# The Scientific-Rigor Arc

> **Status:** active · **Depth:** substantial · **Last updated:** 2026-04-18
>
> Five pivots documented with primary-source links. New pivots will land here as they happen — this page is a living ledger, not a finished history.

SKLD's current design didn't arrive fully formed. It emerged from five concrete moments where we discovered the previous approach was quietly lying to us, stopped, and rebuilt the measurement infrastructure. This page is the story of those pivots — what we thought, what we discovered, what we changed, and why the current design is better.

Each section cites the specific journal entry and plan document where the pivot was reasoned through, so a reader can verify the story against the primary sources.

---

## 1. Molecular → Atomic Evolution

**What we thought (v1.x).** Evolve the entire SKILL.md as a single blob.

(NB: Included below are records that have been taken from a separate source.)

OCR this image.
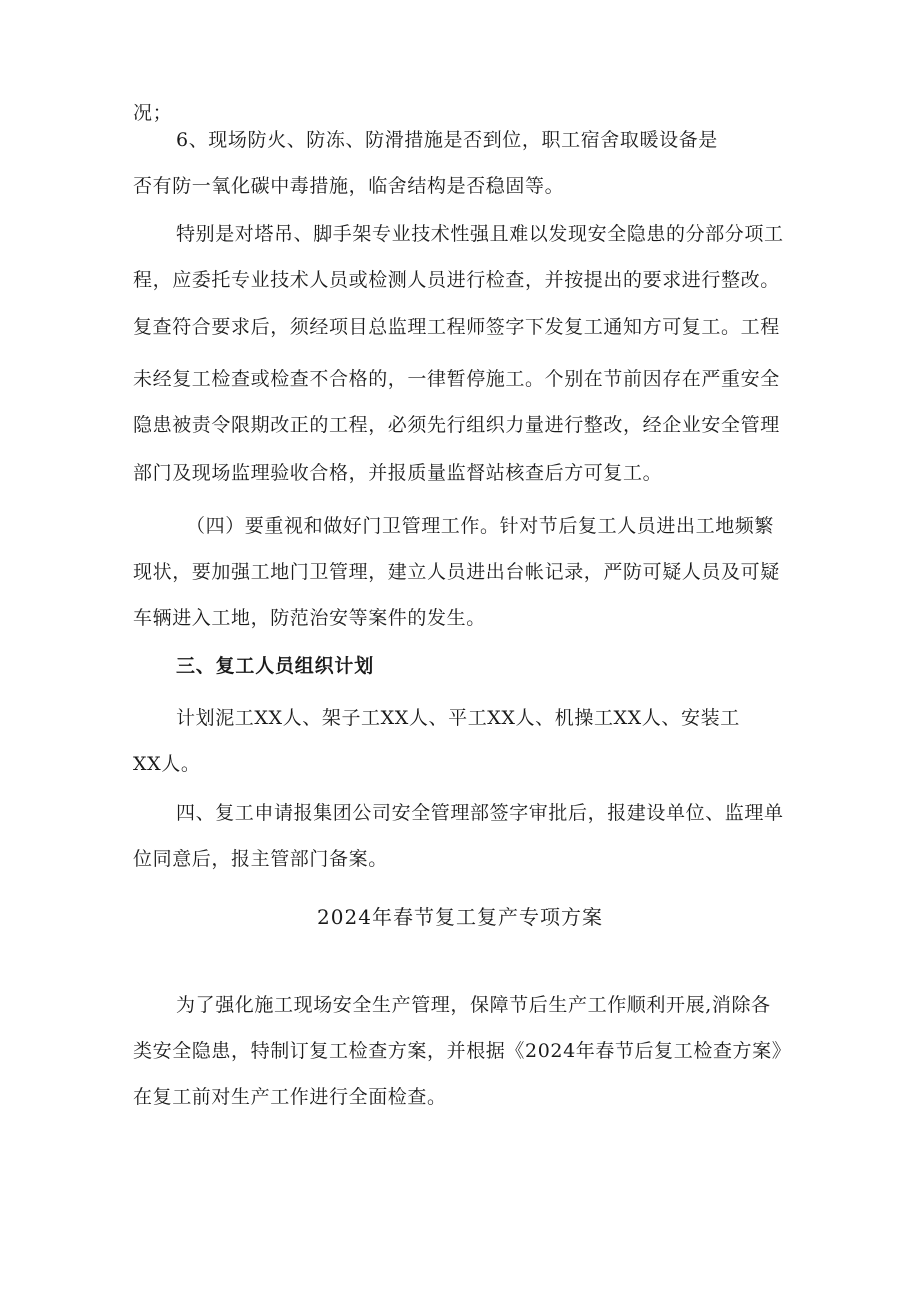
况；
6、现场防火、防冻、防滑措施是否到位，职工宿舍取暖设备是
否有防一氧化碳中毒措施，临舍结构是否稳固等。
特别是对塔吊、脚手架专业技术性强且难以发现安全隐患的分部分项工
程，应委托专业技术人员或检测人员进行检查，并按提出的要求进行整改。
复查符合要求后，须经项目总监理工程师签字下发复工通知方可复工。工程
未经复工检查或检查不合格的，一律暂停施工。个别在节前因存在严重安全
隐患被责令限期改正的工程，必须先行组织力量进行整改，经企业安全管理
部门及现场监理验收合格，并报质量监督站核查后方可复工。
（四）要重视和做好门卫管理工作。针对节后复工人员进出工地频繁
现状，要加强工地门卫管理，建立人员进出台帐记录，严防可疑人员及可疑
车辆进入工地，防范治安等案件的发生。
三、复工人员组织计划
计划泥工XX人、架子工XX人、平工XX人、机操工XX人、安装工
XX人。
四、复工申请报集团公司安全管理部签字审批后，报建设单位、监理单
位同意后，报主管部门备案。
2024年春节复工复产专项方案
为了强化施工现场安全生产管理，保障节后生产工作顺利开展,消除各
类安全隐患，特制订复工检查方案，并根据《2024年春节后复工检查方案》
在复工前对生产工作进行全面检查。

Spawn 5 variants, run 3 challenges each across 3 generations (45 competitor runs), pick the winner. Simple, end-to-end, works.

**What we discovered.** When a molecular variant scored well, we couldn't tell *why*. Was it the fixture strategy? The mock patterns? The assertion style? Every gene had been mutated simultaneously, so the fitness signal was an average across the whole skill. Worse, mutation was blind to which trait mattered — the Breeder improved the whole blob, which in practice meant it improved whichever trait had the lowest hanging fruit, often at the expense of others that were already working.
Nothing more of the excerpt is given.